Картина снилась мне по ночам, беспокоя провалами и вибрирующим впечатлением распахнутого, уходящего вдаль пространства. Она манила меня слитным ритмом растений, которые удавалось мне разглядеть на переднем плане, перестуком рельсов, по которым убегал в неизвестный, радостный, широкий мир крохотный красный вагончик, на щелястых досках которого я мог различить даже шляпки гвоздей. Однажды, не выдержав, я купил билет на очередной сеанс, досидел до середины виданного-перевиданного фильма, где летчик ползет по снегу с перебитыми ступнями, а потом долго лежит в гипсе, и вышел потихоньку в фойе пол шиканье вахтерши и зрителей, сделав вид, что вот-вот не добегу до туалета. И тут, в пустоте и гулкой тишине, под чмоканье тряпок, смывающих семечную шелуху и обертки от мороженого, я наконец разглядел, связал в целое мучившую меня картину…
Это был пронзительный, щемящий вид на громадную чашеобразную долину, окруженную плавными волнами гор: посреди долины, у зеркала воды, дымились каштановым цветом крохотные трубы заводика, теряясь среди кряжистых мохнатых гор. На переднем плане, извиваясь вслед прихотливому повороту дороги, шел состав, сливаясь к головным вагонам в сплошную, остекленную скоростным ветром слитную массу. Задние же его вагоны, крупные и близкие, казалось, вот-вот вошли в полотно картины, еще вибрируя на стыках и раскачиваясь на ходу. И весь этот гигантский, километров на тридцать, вид открывался мне словно на ладони, у самого края насыпи, чьи гравийные, замасленные камушки я близко-близко различал подле себя… И самым удивительным было внезапное ощущение полета, словно я вдруг обрел крылья и начал парить над этой лучезарной долиной, над сухощавыми соснами, что росли тут же, обок дороги, над всем лесом, что гудел вдалеке и гнулся под свежим ветром, струей вдувавшимся между гор. Никогда прежде я не испытывал ничего подобного. Мой глаз, оказывается, был способен видеть так далеко! Он мог не упираться в классные меловые стены или глухие торцы уличных домов! Он был бесконечен в этом уставленном перегородками и стенками мире! Он был крылат, хотя я — его обладатель — об этом даже не догадывался.
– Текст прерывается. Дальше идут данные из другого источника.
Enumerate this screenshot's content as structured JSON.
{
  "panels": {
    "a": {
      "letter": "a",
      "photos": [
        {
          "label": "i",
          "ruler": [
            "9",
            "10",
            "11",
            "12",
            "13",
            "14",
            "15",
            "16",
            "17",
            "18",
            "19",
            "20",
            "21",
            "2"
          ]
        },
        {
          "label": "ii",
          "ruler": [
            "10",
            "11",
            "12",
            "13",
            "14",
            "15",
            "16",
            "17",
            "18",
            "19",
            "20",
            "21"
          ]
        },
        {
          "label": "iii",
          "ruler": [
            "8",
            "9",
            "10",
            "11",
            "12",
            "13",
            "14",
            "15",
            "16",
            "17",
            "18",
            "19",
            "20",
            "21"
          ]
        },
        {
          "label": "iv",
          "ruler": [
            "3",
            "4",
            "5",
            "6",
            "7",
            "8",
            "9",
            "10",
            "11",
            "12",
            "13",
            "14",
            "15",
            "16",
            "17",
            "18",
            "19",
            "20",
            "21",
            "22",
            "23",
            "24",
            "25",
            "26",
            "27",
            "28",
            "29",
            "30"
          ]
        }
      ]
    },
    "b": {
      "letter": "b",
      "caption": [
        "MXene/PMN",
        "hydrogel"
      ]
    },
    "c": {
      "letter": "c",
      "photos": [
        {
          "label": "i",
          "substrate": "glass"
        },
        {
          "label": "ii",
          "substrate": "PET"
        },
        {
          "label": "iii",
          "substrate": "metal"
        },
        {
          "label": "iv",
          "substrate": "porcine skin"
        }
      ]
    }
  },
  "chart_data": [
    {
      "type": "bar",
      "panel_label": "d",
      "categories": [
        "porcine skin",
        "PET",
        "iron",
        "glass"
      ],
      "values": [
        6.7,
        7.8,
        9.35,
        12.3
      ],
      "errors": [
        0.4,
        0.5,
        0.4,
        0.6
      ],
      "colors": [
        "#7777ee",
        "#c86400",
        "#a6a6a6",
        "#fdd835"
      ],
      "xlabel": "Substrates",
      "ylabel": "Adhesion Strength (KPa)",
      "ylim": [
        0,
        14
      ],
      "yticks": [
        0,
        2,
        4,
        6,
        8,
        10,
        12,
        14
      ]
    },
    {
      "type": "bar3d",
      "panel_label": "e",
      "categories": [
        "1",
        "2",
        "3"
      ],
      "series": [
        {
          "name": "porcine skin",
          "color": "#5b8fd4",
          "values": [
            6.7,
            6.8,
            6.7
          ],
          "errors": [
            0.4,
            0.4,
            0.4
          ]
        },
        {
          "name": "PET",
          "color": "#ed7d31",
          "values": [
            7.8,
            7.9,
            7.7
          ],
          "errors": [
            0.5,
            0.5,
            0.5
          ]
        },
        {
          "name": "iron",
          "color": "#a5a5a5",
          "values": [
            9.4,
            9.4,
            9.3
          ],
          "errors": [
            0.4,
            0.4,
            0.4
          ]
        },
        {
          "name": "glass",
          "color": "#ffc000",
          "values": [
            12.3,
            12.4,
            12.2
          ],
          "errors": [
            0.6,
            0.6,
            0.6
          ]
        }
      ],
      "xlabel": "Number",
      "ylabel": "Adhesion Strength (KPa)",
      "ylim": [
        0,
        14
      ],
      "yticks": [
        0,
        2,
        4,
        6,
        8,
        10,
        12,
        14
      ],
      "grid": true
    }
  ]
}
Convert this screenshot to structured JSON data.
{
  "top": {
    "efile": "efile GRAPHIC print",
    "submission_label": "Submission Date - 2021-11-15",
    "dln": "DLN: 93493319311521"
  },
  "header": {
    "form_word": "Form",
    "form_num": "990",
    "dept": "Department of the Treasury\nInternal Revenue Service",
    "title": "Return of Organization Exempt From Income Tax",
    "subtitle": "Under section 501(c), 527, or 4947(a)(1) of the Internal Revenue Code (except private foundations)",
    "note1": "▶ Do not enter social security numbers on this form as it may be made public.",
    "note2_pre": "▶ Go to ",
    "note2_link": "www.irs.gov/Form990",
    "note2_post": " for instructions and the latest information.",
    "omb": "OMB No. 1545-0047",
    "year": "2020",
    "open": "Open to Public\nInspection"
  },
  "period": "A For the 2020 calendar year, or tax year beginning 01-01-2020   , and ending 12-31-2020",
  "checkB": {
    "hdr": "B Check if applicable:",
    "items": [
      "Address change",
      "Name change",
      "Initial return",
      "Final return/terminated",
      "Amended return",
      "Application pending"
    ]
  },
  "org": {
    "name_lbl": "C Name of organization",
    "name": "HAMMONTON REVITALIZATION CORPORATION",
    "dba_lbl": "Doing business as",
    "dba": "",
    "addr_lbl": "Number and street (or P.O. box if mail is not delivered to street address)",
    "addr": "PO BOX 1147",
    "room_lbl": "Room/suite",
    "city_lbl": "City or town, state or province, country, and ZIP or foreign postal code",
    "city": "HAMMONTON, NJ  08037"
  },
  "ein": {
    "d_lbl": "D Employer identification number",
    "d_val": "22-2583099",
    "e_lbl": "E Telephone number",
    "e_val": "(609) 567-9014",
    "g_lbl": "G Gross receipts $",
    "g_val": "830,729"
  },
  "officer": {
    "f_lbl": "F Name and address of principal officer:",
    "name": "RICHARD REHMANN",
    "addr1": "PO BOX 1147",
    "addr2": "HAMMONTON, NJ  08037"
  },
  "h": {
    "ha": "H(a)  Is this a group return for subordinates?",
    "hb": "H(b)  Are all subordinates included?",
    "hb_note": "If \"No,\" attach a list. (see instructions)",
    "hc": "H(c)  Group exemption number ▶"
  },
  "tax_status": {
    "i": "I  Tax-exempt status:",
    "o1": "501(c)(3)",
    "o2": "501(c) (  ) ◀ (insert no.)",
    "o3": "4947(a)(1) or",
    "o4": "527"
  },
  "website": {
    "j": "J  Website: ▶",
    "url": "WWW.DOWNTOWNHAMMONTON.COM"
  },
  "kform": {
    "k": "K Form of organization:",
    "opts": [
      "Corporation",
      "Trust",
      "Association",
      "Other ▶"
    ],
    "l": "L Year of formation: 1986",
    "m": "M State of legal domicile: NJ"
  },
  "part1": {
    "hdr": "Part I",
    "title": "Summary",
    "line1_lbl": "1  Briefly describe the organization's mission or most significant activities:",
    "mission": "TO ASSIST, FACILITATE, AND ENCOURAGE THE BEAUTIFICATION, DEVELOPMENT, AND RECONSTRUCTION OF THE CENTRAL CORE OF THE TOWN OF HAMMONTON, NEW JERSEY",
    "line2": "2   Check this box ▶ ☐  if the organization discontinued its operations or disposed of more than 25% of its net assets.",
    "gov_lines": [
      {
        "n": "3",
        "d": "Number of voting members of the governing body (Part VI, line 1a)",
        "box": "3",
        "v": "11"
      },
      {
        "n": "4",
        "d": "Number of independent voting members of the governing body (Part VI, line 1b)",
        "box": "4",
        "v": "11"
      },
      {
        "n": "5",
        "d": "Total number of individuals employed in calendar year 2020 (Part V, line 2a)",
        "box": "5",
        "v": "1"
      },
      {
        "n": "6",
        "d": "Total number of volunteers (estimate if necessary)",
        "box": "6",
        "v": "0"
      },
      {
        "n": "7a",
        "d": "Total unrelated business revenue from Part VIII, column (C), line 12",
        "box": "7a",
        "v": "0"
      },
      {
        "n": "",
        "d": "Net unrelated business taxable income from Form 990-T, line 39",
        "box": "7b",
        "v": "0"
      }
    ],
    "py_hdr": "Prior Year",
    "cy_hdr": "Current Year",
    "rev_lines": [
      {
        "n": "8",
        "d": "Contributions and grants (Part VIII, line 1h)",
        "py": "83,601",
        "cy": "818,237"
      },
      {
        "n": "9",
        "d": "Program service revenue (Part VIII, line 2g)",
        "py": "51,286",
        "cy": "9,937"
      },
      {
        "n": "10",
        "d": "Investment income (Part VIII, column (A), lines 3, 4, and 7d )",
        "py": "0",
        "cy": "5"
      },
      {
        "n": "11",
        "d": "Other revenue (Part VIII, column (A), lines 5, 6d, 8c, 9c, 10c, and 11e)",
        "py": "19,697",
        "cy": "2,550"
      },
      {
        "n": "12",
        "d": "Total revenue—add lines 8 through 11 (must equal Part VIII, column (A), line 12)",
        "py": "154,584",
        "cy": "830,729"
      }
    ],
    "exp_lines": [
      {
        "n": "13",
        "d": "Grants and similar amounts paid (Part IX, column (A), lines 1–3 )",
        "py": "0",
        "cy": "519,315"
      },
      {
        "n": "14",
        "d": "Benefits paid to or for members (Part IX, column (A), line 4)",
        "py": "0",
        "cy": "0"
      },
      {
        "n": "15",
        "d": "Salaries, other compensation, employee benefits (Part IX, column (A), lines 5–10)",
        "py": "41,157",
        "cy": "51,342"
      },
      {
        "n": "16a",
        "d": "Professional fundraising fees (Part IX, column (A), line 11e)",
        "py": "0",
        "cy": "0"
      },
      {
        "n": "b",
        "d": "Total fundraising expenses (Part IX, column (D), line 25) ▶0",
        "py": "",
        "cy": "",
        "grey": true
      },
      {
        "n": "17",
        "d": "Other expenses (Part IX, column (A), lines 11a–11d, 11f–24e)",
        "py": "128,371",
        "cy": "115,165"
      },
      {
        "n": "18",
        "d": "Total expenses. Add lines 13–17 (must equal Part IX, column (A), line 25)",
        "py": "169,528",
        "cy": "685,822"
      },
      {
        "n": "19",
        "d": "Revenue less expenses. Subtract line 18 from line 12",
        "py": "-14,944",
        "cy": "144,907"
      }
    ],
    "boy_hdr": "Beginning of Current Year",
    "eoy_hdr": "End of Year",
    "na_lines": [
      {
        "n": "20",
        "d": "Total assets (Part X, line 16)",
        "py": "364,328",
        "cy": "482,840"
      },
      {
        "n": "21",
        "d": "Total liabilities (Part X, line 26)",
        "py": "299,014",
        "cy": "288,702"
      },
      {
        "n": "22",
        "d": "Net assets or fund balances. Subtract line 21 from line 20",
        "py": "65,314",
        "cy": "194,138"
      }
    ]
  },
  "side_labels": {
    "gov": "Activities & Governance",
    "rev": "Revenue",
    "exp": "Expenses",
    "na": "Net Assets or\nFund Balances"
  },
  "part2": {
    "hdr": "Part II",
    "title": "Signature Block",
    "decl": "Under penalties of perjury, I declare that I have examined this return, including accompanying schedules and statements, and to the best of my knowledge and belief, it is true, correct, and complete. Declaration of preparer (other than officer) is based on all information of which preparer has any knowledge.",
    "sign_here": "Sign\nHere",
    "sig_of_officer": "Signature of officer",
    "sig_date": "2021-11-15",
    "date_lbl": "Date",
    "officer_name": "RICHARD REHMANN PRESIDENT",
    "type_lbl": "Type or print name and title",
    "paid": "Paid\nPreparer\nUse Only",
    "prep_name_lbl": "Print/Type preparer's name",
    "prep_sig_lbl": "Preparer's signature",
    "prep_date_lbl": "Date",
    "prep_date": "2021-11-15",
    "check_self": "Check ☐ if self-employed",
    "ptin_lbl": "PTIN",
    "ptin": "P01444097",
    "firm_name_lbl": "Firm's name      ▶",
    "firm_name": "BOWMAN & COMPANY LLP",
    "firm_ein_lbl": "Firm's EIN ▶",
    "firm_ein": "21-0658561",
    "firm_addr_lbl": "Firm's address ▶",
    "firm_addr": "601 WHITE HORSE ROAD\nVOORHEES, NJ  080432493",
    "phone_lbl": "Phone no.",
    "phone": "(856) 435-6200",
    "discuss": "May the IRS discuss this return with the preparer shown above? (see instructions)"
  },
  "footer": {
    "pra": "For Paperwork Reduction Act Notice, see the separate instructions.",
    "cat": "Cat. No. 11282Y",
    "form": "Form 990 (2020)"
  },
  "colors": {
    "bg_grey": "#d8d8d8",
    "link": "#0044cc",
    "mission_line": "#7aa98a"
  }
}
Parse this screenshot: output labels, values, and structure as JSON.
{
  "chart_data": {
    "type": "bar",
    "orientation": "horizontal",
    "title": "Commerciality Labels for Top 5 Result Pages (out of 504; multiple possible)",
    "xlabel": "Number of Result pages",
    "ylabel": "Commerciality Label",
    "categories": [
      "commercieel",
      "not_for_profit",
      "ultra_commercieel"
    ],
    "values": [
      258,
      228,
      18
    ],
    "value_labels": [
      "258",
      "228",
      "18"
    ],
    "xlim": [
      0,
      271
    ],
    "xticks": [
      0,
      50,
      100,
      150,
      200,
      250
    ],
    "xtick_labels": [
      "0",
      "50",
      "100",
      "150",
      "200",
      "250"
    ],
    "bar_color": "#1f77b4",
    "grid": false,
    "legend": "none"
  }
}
Много мук и радости доставляла мне эта картина. Юный Нелли, увидевший при лунном свете в Амстердаме полотна великих фламандцев, был так потрясен, что утром его нашли бездыханным на полу, а верный Патраш грустно скулил рядом, положив голову на худенькое тельце сироты… Я не имел верного друга — собаки — и не умер от потрясения, когда тайный ритм и смысл живописи коснулся меня. Я должен был жить, но тяга к высоте, к пространству, к тому виду, что сегодня встречает меня на рассвете из окна моего четырнадцатиэтажного дома, — осталась именно с того дня, с того потрясения, что лихорадкой вошла в меня в десять мальчишеских лет. Иногда я думаю, что не прочь забраться жить и на сотый этаж, и жаль, что в моем городе пока нет таких зданий…
Открытие, совершенное возле картины, переродило меня. Дома, стоя перед потускневшим стареньким серебристым зеркалом, я впервые почувствовал любопытство к самому себе. Худенький, доверчивый, комнатный подросток со ссадинами на лбу и на щеках — неужели это я, чей глаз может проникать так далеко?.. Стриженный наголо, тонкошеий, в вельветовой, заляпанной чернилами курточке, с синюшными пальцами и подглазицами от непрерывного чтения, — неужели я когда-то не был и не мог быть, случись война хоть на полгода раньше. Мне стало страшно от этой мысли, и я вспомнил, как мама мимоходом обронила фразу: «Как отец настаивал, чтобы тебя не было. А я все-таки сохранила тебя»… И таинственная пугающая непонятность этой фразы больно обожгла меня. Я вдруг остро почувствовал, как нравится мне этот худенький самолюбивый пацан с чуть перекошенным ртом, карими жадными глазами — правый всегда чуть прищурен и словно ниже левого, с прижатыми к черепу ушами и расширенными от возбуждения крупными ноздрями.